I can afford it. I am not sacrificing other things to pay for it. My doctor did alleviate some of the stress at the potential of being “locked in” to wasting my money though by advising me that if in three months time I had seen absolutely no benefits, stopping it (alongside its hefty cost) would be the obvious choice.
If you’ve never dealt with “food noise” before you might not understand, or maybe even laugh at the prospect, but it can really harm someone’s life and wellbeing (mental and physical) if so much of your thinking is consumed by food. Pretty early on in my teen years I remember whenever my family would go out to dinner or bring food in, after we finished eating I would constantly be thinking about the leftovers in the fridge. Even though I knew I wasn’t even hungry? I would think and think and think about them until either I ate them, my family did or they ended up in the trash. The same applied throughout my teens and early 20s for essentially all food I liked. If it existed and was not in front of me being eaten, I was thinking about eating it. This obviously resulted in me, most of the time, eating the food.
Without going into too much detail, to take Wegovy you take the medicine via a subcutaneous injection. This means into the layer of fat beneath the skin. Each pen comes with four disposable needles and one pen which contains four doses of the medicine. The disposable needle goes on, you wind up the pen dosage counter, pick the place you want to inject, hold it to your skin for six seconds while pressing the injection button aaaaand in goes the medicine. You do this once a week on the same day.

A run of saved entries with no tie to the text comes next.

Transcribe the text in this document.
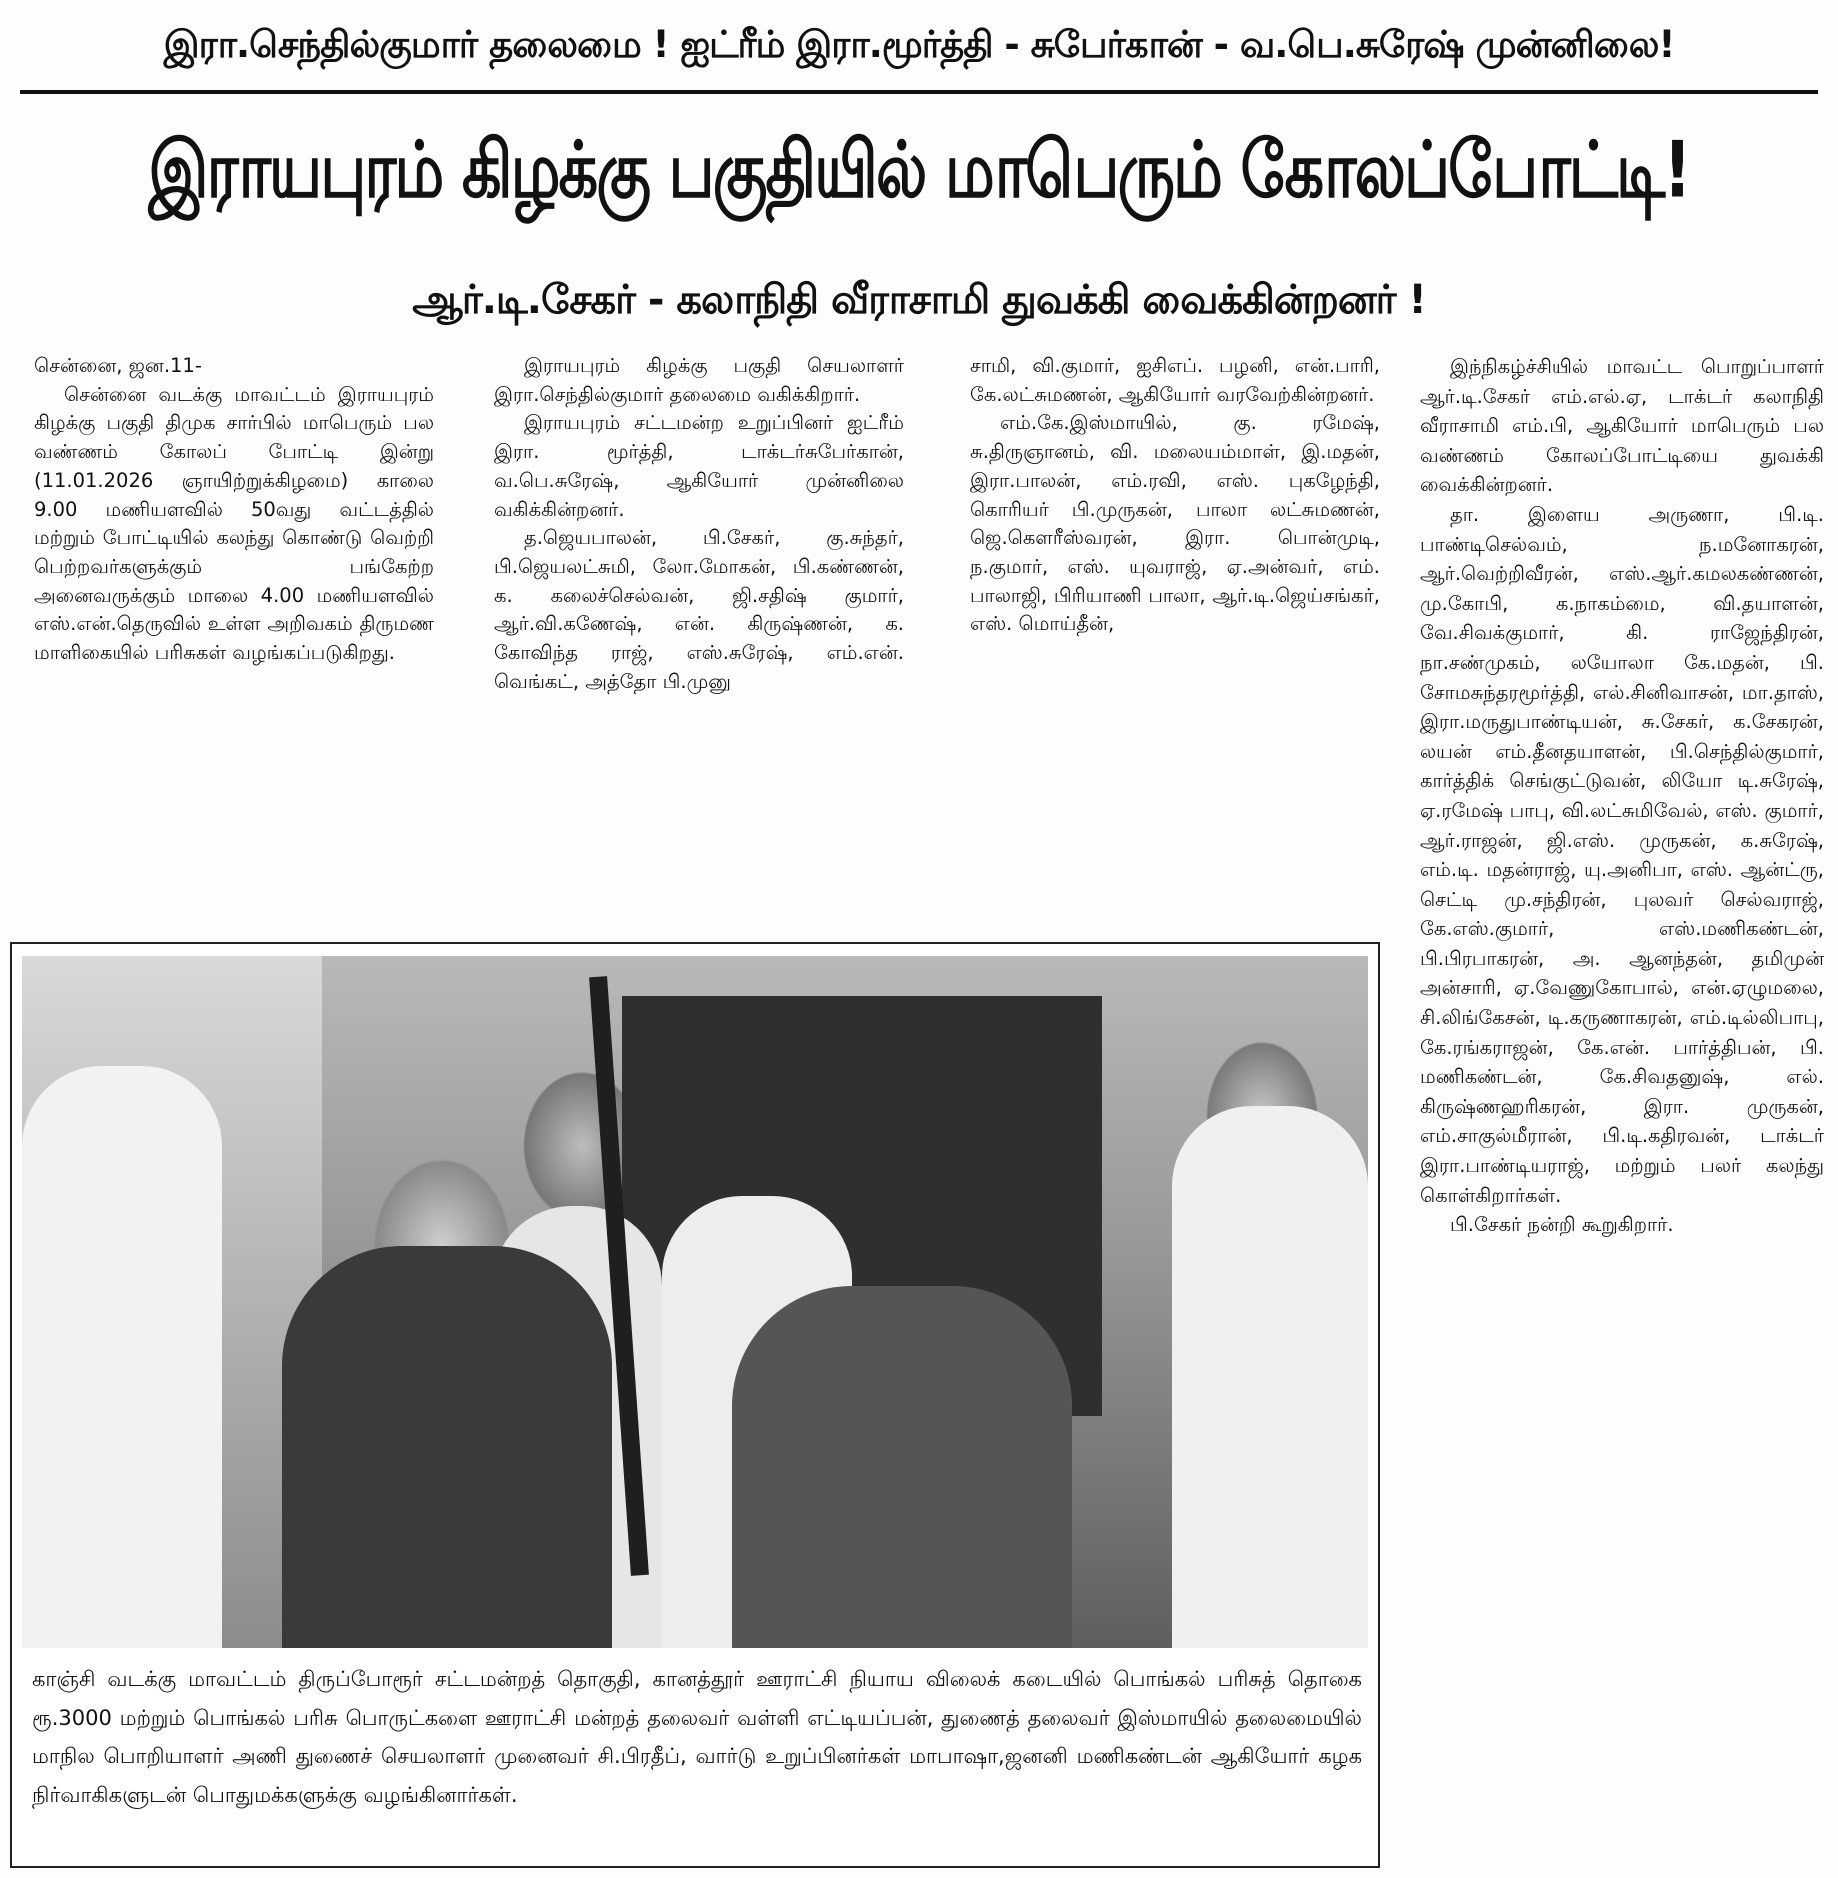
இரா.செந்தில்குமார் தலைமை ! ஐட்ரீம் இரா.மூர்த்தி - சுபேர்கான் - வ.பெ.சுரேஷ் முன்னிலை!
இராயபுரம் கிழக்கு பகுதியில் மாபெரும் கோலப்போட்டி!
ஆர்.டி.சேகர் - கலாநிதி வீராசாமி துவக்கி வைக்கின்றனர் !

சென்னை, ஜன.11-

சென்னை வடக்கு மாவட்டம் இராயபுரம் கிழக்கு பகுதி திமுக சார்பில் மாபெரும் பல வண்ணம் கோலப் போட்டி இன்று (11.01.2026 ஞாயிற்றுக்கிழமை) காலை 9.00 மணியளவில் 50வது வட்டத்தில் மற்றும் போட்டியில் கலந்து கொண்டு வெற்றி பெற்றவர்களுக்கும் பங்கேற்ற அனைவருக்கும் மாலை 4.00 மணியளவில் எஸ்.என்.தெருவில் உள்ள அறிவகம் திருமண மாளிகையில் பரிசுகள் வழங்கப்படுகிறது.

இராயபுரம் கிழக்கு பகுதி செயலாளர் இரா.செந்தில்குமார் தலைமை வகிக்கிறார்.

இராயபுரம் சட்டமன்ற உறுப்பினர் ஐட்ரீம் இரா. மூர்த்தி, டாக்டர்சுபேர்கான், வ.பெ.சுரேஷ், ஆகியோர் முன்னிலை வகிக்கின்றனர்.

த.ஜெயபாலன், பி.சேகர், கு.சுந்தர், பி.ஜெயலட்சுமி, லோ.மோகன், பி.கண்ணன், க. கலைச்செல்வன், ஜி.சதிஷ் குமார், ஆர்.வி.கணேஷ், என். கிருஷ்ணன், க. கோவிந்த ராஜ், எஸ்.சுரேஷ், எம்.என். வெங்கட், அத்தோ பி.முனு

சாமி, வி.குமார், ஐசிஎப். பழனி, என்.பாரி, கே.லட்சுமணன், ஆகியோர் வரவேற்கின்றனர்.

எம்.கே.இஸ்மாயில், கு. ரமேஷ், சு.திருஞானம், வி. மலையம்மாள், இ.மதன், இரா.பாலன், எம்.ரவி, எஸ். புகழேந்தி, கொரியர் பி.முருகன், பாலா லட்சுமணன், ஜெ.கௌரீஸ்வரன், இரா. பொன்முடி, ந.குமார், எஸ். யுவராஜ், ஏ.அன்வர், எம். பாலாஜி, பிரியாணி பாலா, ஆர்.டி.ஜெய்சங்கர், எஸ். மொய்தீன்,

இந்நிகழ்ச்சியில் மாவட்ட பொறுப்பாளர் ஆர்.டி.சேகர் எம்.எல்.ஏ, டாக்டர் கலாநிதி வீராசாமி எம்.பி, ஆகியோர் மாபெரும் பல வண்ணம் கோலப்போட்டியை துவக்கி வைக்கின்றனர்.

தா. இளைய அருணா, பி.டி. பாண்டிசெல்வம், ந.மனோகரன், ஆர்.வெற்றிவீரன், எஸ்.ஆர்.கமலகண்ணன், மு.கோபி, க.நாகம்மை, வி.தயாளன், வே.சிவக்குமார், கி. ராஜேந்திரன், நா.சண்முகம், லயோலா கே.மதன், பி. சோமசுந்தரமூர்த்தி, எல்.சினிவாசன், மா.தாஸ், இரா.மருதுபாண்டியன், சு.சேகர், க.சேகரன், லயன் எம்.தீனதயாளன், பி.செந்தில்குமார், கார்த்திக் செங்குட்டுவன், லியோ டி.சுரேஷ், ஏ.ரமேஷ் பாபு, வி.லட்சுமிவேல், எஸ். குமார், ஆர்.ராஜன், ஜி.எஸ். முருகன், க.சுரேஷ், எம்.டி. மதன்ராஜ், யு.அனிபா, எஸ். ஆன்ட்ரு, செட்டி மு.சந்திரன், புலவர் செல்வராஜ், கே.எஸ்.குமார், எஸ்.மணிகண்டன், பி.பிரபாகரன், அ. ஆனந்தன், தமிமுன் அன்சாரி, ஏ.வேணுகோபால், என்.ஏழுமலை, சி.லிங்கேசன், டி.கருணாகரன், எம்.டில்லிபாபு, கே.ரங்கராஜன், கே.என். பார்த்திபன், பி. மணிகண்டன், கே.சிவதனுஷ், எல். கிருஷ்ணஹரிகரன், இரா. முருகன், எம்.சாகுல்மீரான், பி.டி.கதிரவன், டாக்டர் இரா.பாண்டியராஜ், மற்றும் பலர் கலந்து கொள்கிறார்கள்.

பி.சேகர் நன்றி கூறுகிறார்.

காஞ்சி வடக்கு மாவட்டம் திருப்போரூர் சட்டமன்றத் தொகுதி, கானத்தூர் ஊராட்சி நியாய விலைக் கடையில் பொங்கல் பரிசுத் தொகை ரூ.3000 மற்றும் பொங்கல் பரிசு பொருட்களை ஊராட்சி மன்றத் தலைவர் வள்ளி எட்டியப்பன், துணைத் தலைவர் இஸ்மாயில் தலைமையில் மாநில பொறியாளர் அணி துணைச் செயலாளர் முனைவர் சி.பிரதீப், வார்டு உறுப்பினர்கள் மாபாஷா,ஜனனி மணிகண்டன் ஆகியோர் கழக நிர்வாகிகளுடன் பொதுமக்களுக்கு வழங்கினார்கள்.
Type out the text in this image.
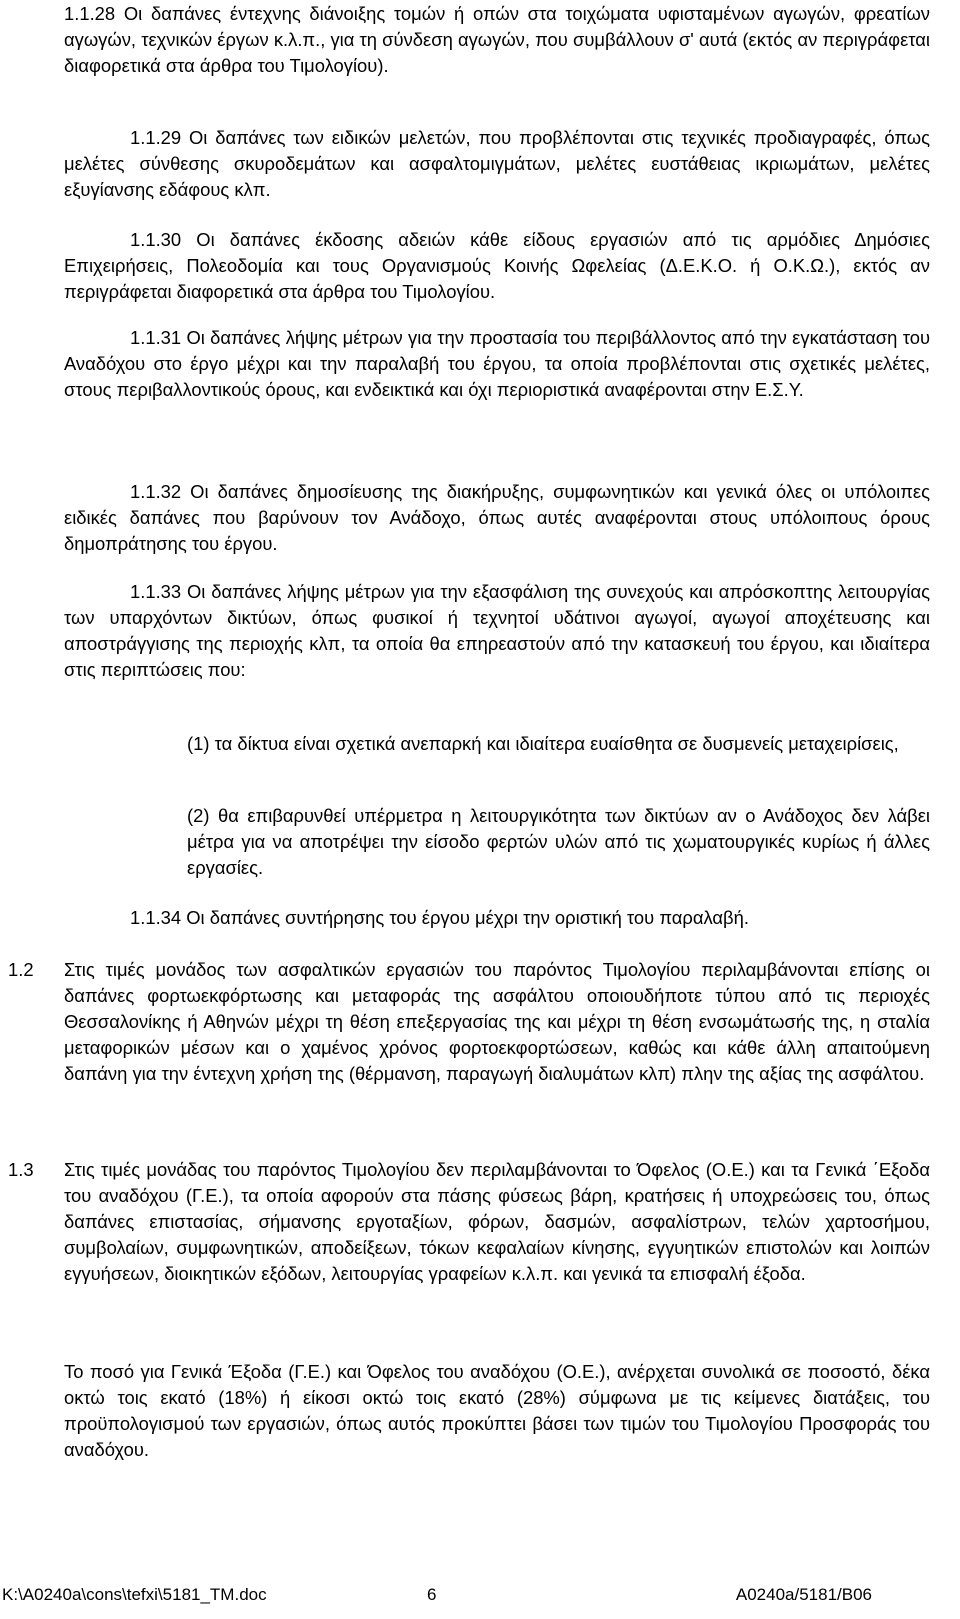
1.1.28 Οι δαπάνες έντεχνης διάνοιξης τομών ή οπών στα τοιχώματα υφισταμένων αγωγών, φρεατίων αγωγών, τεχνικών έργων κ.λ.π., για τη σύνδεση αγωγών, που συμβάλλουν σ' αυτά (εκτός αν περιγράφεται διαφορετικά στα άρθρα του Τιμολογίου).

1.1.29 Οι δαπάνες των ειδικών μελετών, που προβλέπονται στις τεχνικές προδιαγραφές, όπως μελέτες σύνθεσης σκυροδεμάτων και ασφαλτομιγμάτων, μελέτες ευστάθειας ικριωμάτων, μελέτες εξυγίανσης εδάφους κλπ.

1.1.30 Οι δαπάνες έκδοσης αδειών κάθε είδους εργασιών από τις αρμόδιες Δημόσιες Επιχειρήσεις, Πολεοδομία και τους Οργανισμούς Κοινής Ωφελείας (Δ.Ε.Κ.Ο. ή Ο.Κ.Ω.), εκτός αν περιγράφεται διαφορετικά στα άρθρα του Τιμολογίου.

1.1.31 Οι δαπάνες λήψης μέτρων για την προστασία του περιβάλλοντος από την εγκατάσταση του Αναδόχου στο έργο μέχρι και την παραλαβή του έργου, τα οποία προβλέπονται στις σχετικές μελέτες, στους περιβαλλοντικούς όρους, και ενδεικτικά και όχι περιοριστικά αναφέρονται στην Ε.Σ.Υ.

1.1.32 Οι δαπάνες δημοσίευσης της διακήρυξης, συμφωνητικών και γενικά όλες οι υπόλοιπες ειδικές δαπάνες που βαρύνουν τον Ανάδοχο, όπως αυτές αναφέρονται στους υπόλοιπους όρους δημοπράτησης του έργου.

1.1.33 Οι δαπάνες λήψης μέτρων για την εξασφάλιση της συνεχούς και απρόσκοπτης λειτουργίας των υπαρχόντων δικτύων, όπως φυσικοί ή τεχνητοί υδάτινοι αγωγοί, αγωγοί αποχέτευσης και αποστράγγισης της περιοχής κλπ, τα οποία θα επηρεαστούν από την κατασκευή του έργου, και ιδιαίτερα στις περιπτώσεις που:

(1) τα δίκτυα είναι σχετικά ανεπαρκή και ιδιαίτερα ευαίσθητα σε δυσμενείς μεταχειρίσεις,

(2) θα επιβαρυνθεί υπέρμετρα η λειτουργικότητα των δικτύων αν ο Ανάδοχος δεν λάβει μέτρα για να αποτρέψει την είσοδο φερτών υλών από τις χωματουργικές κυρίως ή άλλες εργασίες.

1.1.34 Οι δαπάνες συντήρησης του έργου μέχρι την οριστική του παραλαβή.

1.2 Στις τιμές μονάδος των ασφαλτικών εργασιών του παρόντος Τιμολογίου περιλαμβάνονται επίσης οι δαπάνες φορτωεκφόρτωσης και μεταφοράς της ασφάλτου οποιουδήποτε τύπου από τις περιοχές Θεσσαλονίκης ή Αθηνών μέχρι τη θέση επεξεργασίας της και μέχρι τη θέση ενσωμάτωσής της, η σταλία μεταφορικών μέσων και ο χαμένος χρόνος φορτοεκφορτώσεων, καθώς και κάθε άλλη απαιτούμενη δαπάνη για την έντεχνη χρήση της (θέρμανση, παραγωγή διαλυμάτων κλπ) πλην της αξίας της ασφάλτου.

1.3 Στις τιμές μονάδας του παρόντος Τιμολογίου δεν περιλαμβάνονται το Όφελος (Ο.Ε.) και τα Γενικά ΄Εξοδα του αναδόχου (Γ.Ε.), τα οποία αφορούν στα πάσης φύσεως βάρη, κρατήσεις ή υποχρεώσεις του, όπως δαπάνες επιστασίας, σήμανσης εργοταξίων, φόρων, δασμών, ασφαλίστρων, τελών χαρτοσήμου, συμβολαίων, συμφωνητικών, αποδείξεων, τόκων κεφαλαίων κίνησης, εγγυητικών επιστολών και λοιπών εγγυήσεων, διοικητικών εξόδων, λειτουργίας γραφείων κ.λ.π. και γενικά τα επισφαλή έξοδα.

Το ποσό για Γενικά Έξοδα (Γ.Ε.) και Όφελος του αναδόχου (Ο.Ε.), ανέρχεται συνολικά σε ποσοστό, δέκα οκτώ τοις εκατό (18%) ή είκοσι οκτώ τοις εκατό (28%) σύμφωνα με τις κείμενες διατάξεις, του προϋπολογισμού των εργασιών, όπως αυτός προκύπτει βάσει των τιμών του Τιμολογίου Προσφοράς του αναδόχου.

K:\A0240a\cons\tefxi\5181_TM.doc	6	A0240a/5181/B06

In three weeks I’ve lost just over 4.5kg and this should continue. Thankfully I haven’t had any horrific reactions to the medication and honestly? Life is great. The food noise I was talking about? Gone. I actually spent more time in the first week thinking about how shocked I was that I was doing other things and not thinking about food. I will be honest with the negatives: It does suck a little bit going out and not wanting to eat anything.
I do have much, much more patience for concentrating on things and space in my brain to appreciate more than just the food in front of me and what I’m eating later. I mean even at my job, I have more concentration because my patience doesn’t dwindle before lunch. However, injecting yourself isn’t very fun and frankly is scary. Eating a lot less means you may not have the same energy you had previously for high energy stuff – that might include your work, depending on your job. Thankfully I have the most energy when I wake up, so my morning gym sessions haven’t been hit too hard but I’ve noticed I’m not as strong as I was before Wegovy. This is probably due to decreased mass (some of which might be muscle). I do crash REALLY hard about 5pm though after work. Obviously the cost sucks too.
Put simply, I was sick of the mental energy I was expending with my “food brain” and was willing to pay to make it stop. If you’d need to sacrifice other things to pay for this medication, I don’t think it would be worth the sacrifices you’d be making.
Overall though, I can’t express enough how much it has changed my life for the better. Will I be on it longterm? There are conflicting reports online about weight gain after stopping the medicine, versus the medicine being brilliant at getting someone to where they need to be and then they maintain it from there. For me? I guess we’ll see how I do with higher doses (as Wegovy is given in titration doses starting at 0.25mg, escalating every 4 weeks until you reach 2.4mg or until your doctor deems suitable) and whether my mindset about food shifts over time. I am accepting of the prospect that I will be on this medicine longterm.
I’m not a medical professional, so it obviously needs to be stated that if you want medical advice about whether this drug is suitable/eligible for you then you need to see your doctor. But for me, these past three weeks have changed my life.